Die Arbeit an diesem Roman wurde vom Deutschen Literaturfonds e. V. gefördert

Vollständige E-Book-Ausgabe der im Berlin Verlag erschienenen Buchausgabe

1. Auflage 2014

ISBN 978-3-8270-7765-3

Für die deutsche Ausgabe © 2014 Berlin Verlag in der Piper Verlag GmbH, Berlin 2014

Alle Rechte vorbehalten

Umschlaggestaltung: ZERO Werbeagentur, München

Datenkonvertierung: CPI books GmbH, Leck

Für meine Freunde

»Have you ever been to Electric Ladyland?«

The Jimi Hendrix Experience

SELLWERTH

1.

Stimmengewirr drang aus der Halle, gedämpft durch eine doppelte Glastür. Die geriffelten Scheiben schnitten die Körper dahinter in schmale Längsstreifen, setzten sie leicht verschoben wieder zusammen. Offenbar hatte man mit der Zeremonie noch nicht begonnen, sein Plan, sich zu verspäten und unauffällig unter die Menge zu mischen, war missglückt. Er ging jetzt in die andere Richtung, wo rechter Hand die riesigen Fenster lagen. Seine Schritte klackten, obwohl er versuchte, so leise wie möglich aufzutreten. Als er stehenblieb, drückte die Stille. Dazu ein schwach säuerlicher Geruch.

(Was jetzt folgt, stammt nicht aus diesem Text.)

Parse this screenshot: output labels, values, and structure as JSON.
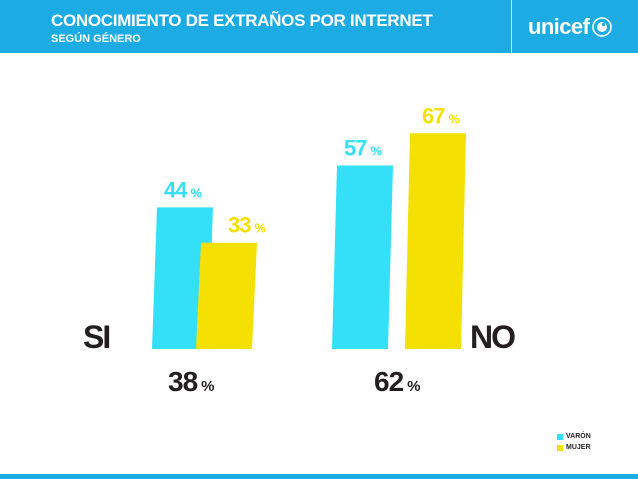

Er schluckte, konzentrierte sich auf die hell erleuchtete Kammer hinter einer der Scheiben. Sehr weißes Licht bestrahlte die überbordende Blumenpracht. Blütenköpfe aus Glanzlack. Nirgends Schatten.

Das Knarren der Tür ließ ihn den Kopf drehen.

Eine Frau war eingetreten, raffte mit beiden Händen ihr schwarzes Cape unterm Kinn. Festlich gekleidete Jugendliche begleiteten sie. Die Frau verließ den Kreis, näherte sich zuerst zögernd, dann mit zielsicherem Schritt. Musik übertönte plötzlich das Geräusch ihrer Absätze, die Klänge kamen aus der Halle, brachen jedoch nach wenigen Tönen wieder ab. Sie nickte wortlos, stellte sich neben ihn. Die Jugendlichen folgten ihr. Er wandte sich wieder dem Fenster zu.

Zwischen den Sträußen und Gebinden lugte an einzelnen Stellen helles Holz hervor. Die Seiten waren von den goldbestickten Schärpen völlig verdeckt. Nur das vordere, durch die schräg abfallende Rampe leicht nach vorne gekippte Ende lag frei. Er versuchte sich den Körper vorzustellen: die Haut, die übereinandergelegten Hände, die durchsichtigen Lider, Sellwerths wuchtiges Kinn. Es war aussichtslos, doch er gab erst auf, als die Frau schneller zu atmen begann.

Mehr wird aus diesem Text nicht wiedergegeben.